Thursday, March 1, 2012

Today on Kresta in the Afternoon - March 1, 2012

Talking about the "things that matter most" on March 1

4:00 – Obama and the Dictatorship of Relativism
If there was ever any doubt about one of the Obama Administration's key philosophical commitments, it was dispelled on Jan. 20 when the Department of Health and Human Services issued its now famous mandate. It's not a question of the administration being tragically "tone deaf" as one American Jesuit claimed, to specifically Catholic concerns. Nor is the bedrock of President Obama's position, in the end, a commitment to "women's health." No, this is all about the absolutization of choice for the sake of choice. It's also about creating a society in which any discussion of the actual ends we choose is considered unacceptable in public debates about law and morality. Sam Gregg makes the arguments.

4:40 – Cardinal Dolan: A Leader
As Cardinal Dolan returns from Rome as a Cardinal, Fr. Robert Barron is here to discuss his leadership in general and his boldness in opposition to the HHS Mandate.

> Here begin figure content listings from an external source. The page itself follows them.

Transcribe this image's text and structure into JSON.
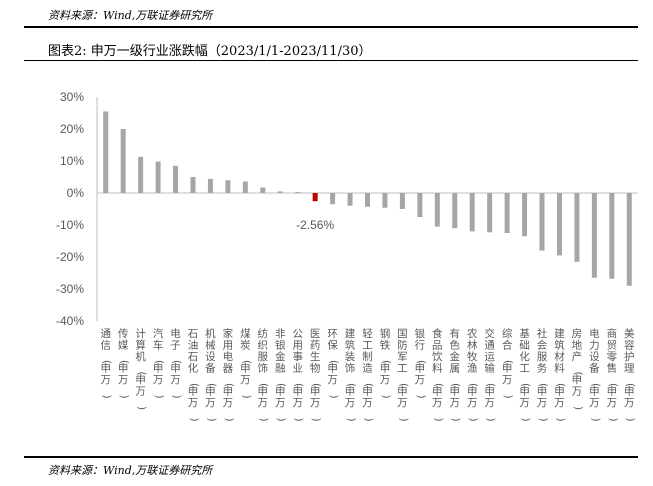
{
  "header": {
    "source_top": "资料来源：Wind,万联证券研究所",
    "title": "图表2:  申万一级行业涨跌幅（2023/1/1-2023/11/30）",
    "source_bottom": "资料来源：Wind,万联证券研究所"
  },
  "colors": {
    "bar": "#a6a6a6",
    "highlight": "#c00000",
    "axis": "#bfbfbf",
    "text": "#595959"
  },
  "chart_data": {
    "type": "bar",
    "ylim": [
      -40,
      30
    ],
    "yticks": [
      "30%",
      "20%",
      "10%",
      "0%",
      "-10%",
      "-20%",
      "-30%",
      "-40%"
    ],
    "ytick_values": [
      30,
      20,
      10,
      0,
      -10,
      -20,
      -30,
      -40
    ],
    "categories": [
      "通信(申万)",
      "传媒(申万)",
      "计算机(申万)",
      "汽车(申万)",
      "电子(申万)",
      "石油石化(申万)",
      "机械设备(申万)",
      "家用电器(申万)",
      "煤炭(申万)",
      "纺织服饰(申万)",
      "非银金融(申万)",
      "公用事业(申万)",
      "医药生物(申万)",
      "环保(申万)",
      "建筑装饰(申万)",
      "轻工制造(申万)",
      "钢铁(申万)",
      "国防军工(申万)",
      "银行(申万)",
      "食品饮料(申万)",
      "有色金属(申万)",
      "农林牧渔(申万)",
      "交通运输(申万)",
      "综合(申万)",
      "基础化工(申万)",
      "社会服务(申万)",
      "建筑材料(申万)",
      "房地产(申万)",
      "电力设备(申万)",
      "商贸零售(申万)",
      "美容护理(申万)"
    ],
    "values": [
      25.5,
      20.0,
      11.3,
      9.8,
      8.5,
      5.0,
      4.4,
      4.0,
      3.6,
      1.7,
      0.5,
      0.3,
      -2.56,
      -3.5,
      -4.0,
      -4.3,
      -4.6,
      -5.0,
      -7.5,
      -10.5,
      -11.0,
      -12.0,
      -12.3,
      -12.5,
      -13.5,
      -18.0,
      -19.5,
      -21.5,
      -26.5,
      -26.8,
      -29.0
    ],
    "highlight_index": 12,
    "data_label": "-2.56%"
  }
}
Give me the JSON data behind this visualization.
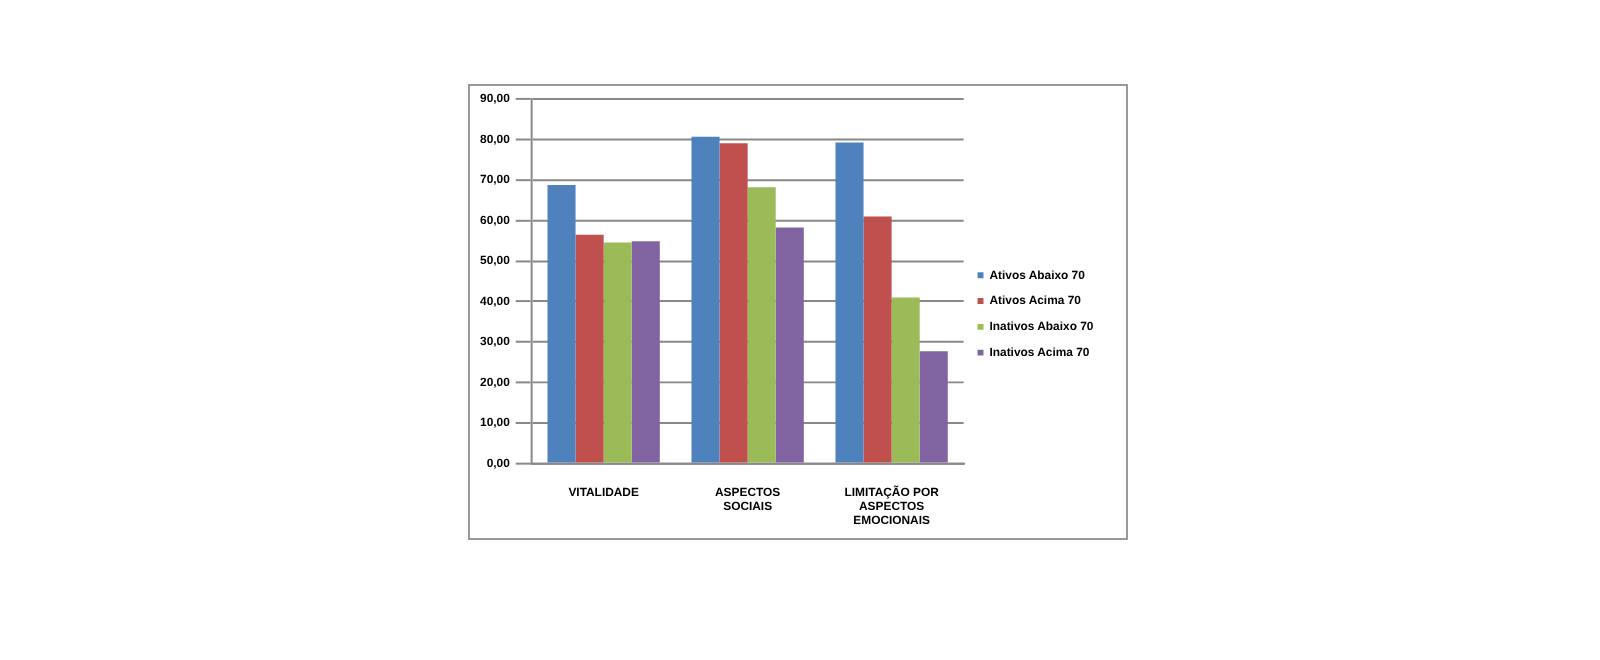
{
  "chart_data": {
    "type": "bar",
    "categories": [
      "VITALIDADE",
      "ASPECTOS SOCIAIS",
      "LIMITAÇÃO POR ASPECTOS EMOCIONAIS"
    ],
    "series": [
      {
        "name": "Ativos Abaixo 70",
        "color": "#4f81bd",
        "values": [
          68.8,
          80.7,
          79.3
        ]
      },
      {
        "name": "Ativos Acima 70",
        "color": "#c0504d",
        "values": [
          56.5,
          79.1,
          61.0
        ]
      },
      {
        "name": "Inativos Abaixo 70",
        "color": "#9bbb59",
        "values": [
          54.6,
          68.2,
          41.0
        ]
      },
      {
        "name": "Inativos Acima 70",
        "color": "#8064a2",
        "values": [
          54.9,
          58.3,
          27.7
        ]
      }
    ],
    "ylim": [
      0,
      90
    ],
    "yticks": [
      {
        "value": 0,
        "label": "0,00"
      },
      {
        "value": 10,
        "label": "10,00"
      },
      {
        "value": 20,
        "label": "20,00"
      },
      {
        "value": 30,
        "label": "30,00"
      },
      {
        "value": 40,
        "label": "40,00"
      },
      {
        "value": 50,
        "label": "50,00"
      },
      {
        "value": 60,
        "label": "60,00"
      },
      {
        "value": 70,
        "label": "70,00"
      },
      {
        "value": 80,
        "label": "80,00"
      },
      {
        "value": 90,
        "label": "90,00"
      }
    ],
    "grid": "y",
    "legend": "right"
  }
}
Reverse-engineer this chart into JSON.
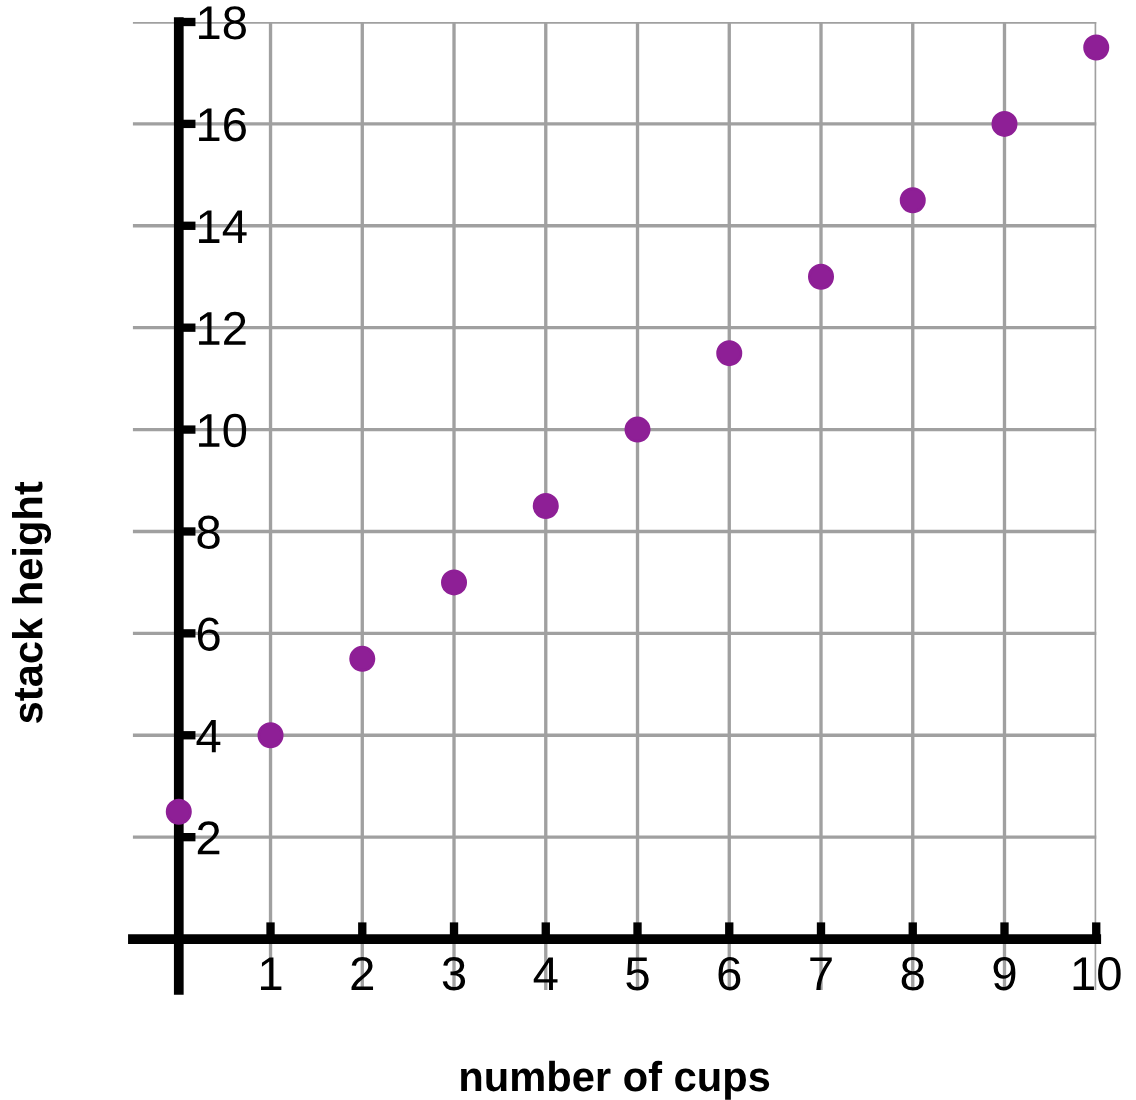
{
  "chart_data": {
    "type": "scatter",
    "xlabel": "number of cups",
    "ylabel": "stack height",
    "x": [
      0,
      1,
      2,
      3,
      4,
      5,
      6,
      7,
      8,
      9,
      10
    ],
    "series": [
      {
        "color": "#8e1f96",
        "values": [
          2.5,
          4,
          5.5,
          7,
          8.5,
          10,
          11.5,
          13,
          14.5,
          16,
          17.5
        ]
      }
    ],
    "xlim": [
      -0.5,
      10
    ],
    "ylim": [
      -1,
      18
    ],
    "xticks": [
      1,
      2,
      3,
      4,
      5,
      6,
      7,
      8,
      9,
      10
    ],
    "yticks": [
      2,
      4,
      6,
      8,
      10,
      12,
      14,
      16,
      18
    ],
    "grid": true,
    "marker": "circle"
  }
}
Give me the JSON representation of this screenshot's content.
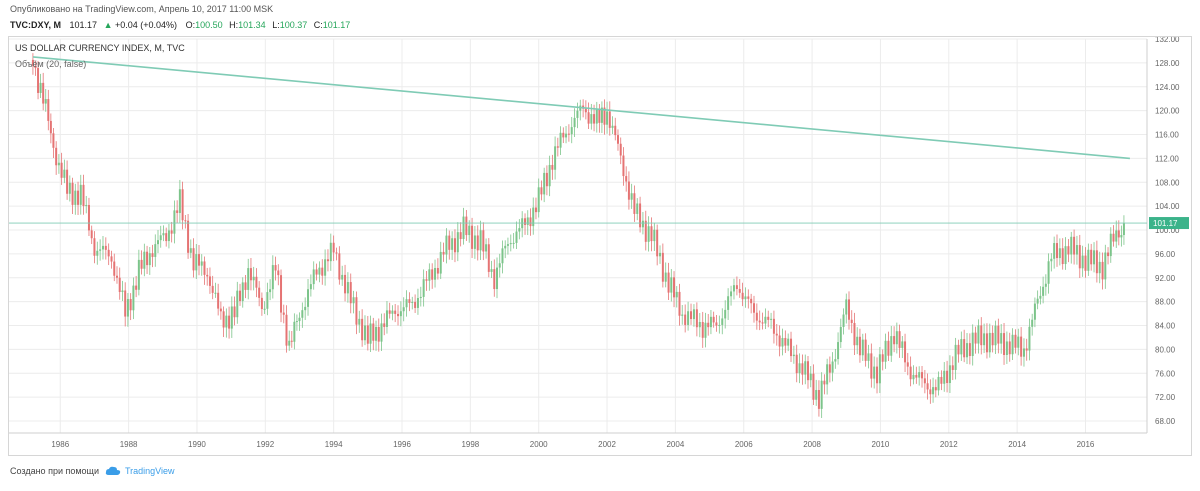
{
  "header": {
    "published": "Опубликовано на TradingView.com, Апрель 10, 2017 11:00 MSK",
    "symbol": "TVC:DXY, M",
    "last": "101.17",
    "change": "+0.04 (+0.04%)",
    "o_label": "O:",
    "o_value": "100.50",
    "h_label": "H:",
    "h_value": "101.34",
    "l_label": "L:",
    "l_value": "100.37",
    "c_label": "C:",
    "c_value": "101.17"
  },
  "footer": {
    "created_with": "Создано при помощи",
    "brand": "TradingView"
  },
  "colors": {
    "up": "#7cc48a",
    "down": "#e57373",
    "trendline": "#7fcbb5",
    "price_line": "#7fcbb5",
    "grid": "#ececec",
    "price_label_bg": "#3bb38a"
  },
  "chart_data": {
    "type": "line",
    "title": "US DOLLAR CURRENCY INDEX, M, TVC",
    "subtitle": "Объём (20, false)",
    "xlabel": "",
    "ylabel": "",
    "x_range": [
      1984.5,
      2017.8
    ],
    "ylim": [
      66,
      132
    ],
    "grid": true,
    "y_ticks": [
      "132.00",
      "128.00",
      "124.00",
      "120.00",
      "116.00",
      "112.00",
      "108.00",
      "104.00",
      "100.00",
      "96.00",
      "92.00",
      "88.00",
      "84.00",
      "80.00",
      "76.00",
      "72.00",
      "68.00"
    ],
    "x_ticks": [
      "1986",
      "1988",
      "1990",
      "1992",
      "1994",
      "1996",
      "1998",
      "2000",
      "2002",
      "2004",
      "2006",
      "2008",
      "2010",
      "2012",
      "2014",
      "2016"
    ],
    "current_price": 101.17,
    "current_price_label": "101.17",
    "trendline": {
      "x1": 1985.2,
      "y1": 129.0,
      "x2": 2017.3,
      "y2": 112.0
    },
    "series": [
      {
        "x": [
          1985.2,
          1985.5,
          1985.8,
          1986.2,
          1986.6,
          1987.0,
          1987.5,
          1987.9,
          1988.3,
          1988.7,
          1989.1,
          1989.5,
          1989.9,
          1990.3,
          1990.7,
          1991.1,
          1991.5,
          1991.9,
          1992.3,
          1992.7,
          1993.0,
          1993.5,
          1994.0,
          1994.5,
          1995.0,
          1995.4,
          1995.8,
          1996.3,
          1996.8,
          1997.3,
          1997.8,
          1998.3,
          1998.7,
          1999.1,
          1999.6,
          2000.0,
          2000.4,
          2000.8,
          2001.3,
          2001.7,
          2002.0,
          2002.4,
          2002.8,
          2003.3,
          2003.8,
          2004.2,
          2004.8,
          2005.2,
          2005.8,
          2006.3,
          2006.8,
          2007.3,
          2007.8,
          2008.2,
          2008.6,
          2009.0,
          2009.4,
          2009.9,
          2010.4,
          2010.8,
          2011.3,
          2011.7,
          2012.2,
          2012.7,
          2013.2,
          2013.7,
          2014.2,
          2014.6,
          2015.0,
          2015.5,
          2016.0,
          2016.5,
          2016.9,
          2017.2
        ],
        "values": [
          128.5,
          122.0,
          114.0,
          106.5,
          106.0,
          97.0,
          95.5,
          86.0,
          93.0,
          97.0,
          99.0,
          104.5,
          94.5,
          93.0,
          85.0,
          86.0,
          93.5,
          87.0,
          93.5,
          80.0,
          86.0,
          93.0,
          96.5,
          88.0,
          81.5,
          84.0,
          86.5,
          87.5,
          92.0,
          97.0,
          100.0,
          98.0,
          92.0,
          98.0,
          101.0,
          105.0,
          112.0,
          116.5,
          120.5,
          118.0,
          120.0,
          112.0,
          103.0,
          99.0,
          91.0,
          86.0,
          84.0,
          84.0,
          91.0,
          86.0,
          84.0,
          80.0,
          76.0,
          72.0,
          78.0,
          87.0,
          80.0,
          76.0,
          83.0,
          77.0,
          74.0,
          73.5,
          79.0,
          81.5,
          82.0,
          81.0,
          80.0,
          88.0,
          95.5,
          97.0,
          95.0,
          94.0,
          99.5,
          101.17
        ]
      }
    ]
  }
}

5:00 – To Hunt, to Shoot, to Entertain: Clericalism and the Catholic Laity
Why hasn't the Catholic Church been more successful up to now in realizing the Second Vatican Council's call for the evangelization of secular culture? The most important reason, as well as the least recognized, may be clericalism: the attitude, widely shared by Catholic laypeople as well as many priests, that clerics make up the active, elite corps in the Church, and laypeople are the passive mass; that clerics alone have intrinsic responsibility for the Church's mission while the apostalate of laypeople comes to them (if they come at all) only by delegation on the part of the clergy. Russell Shaw shares a prescription for authentic ecclesial renewal based on new, healthier lay-clergy relations in light of the teaching of Vatican II, Pope John Paul II, and other voices of the Magisterium.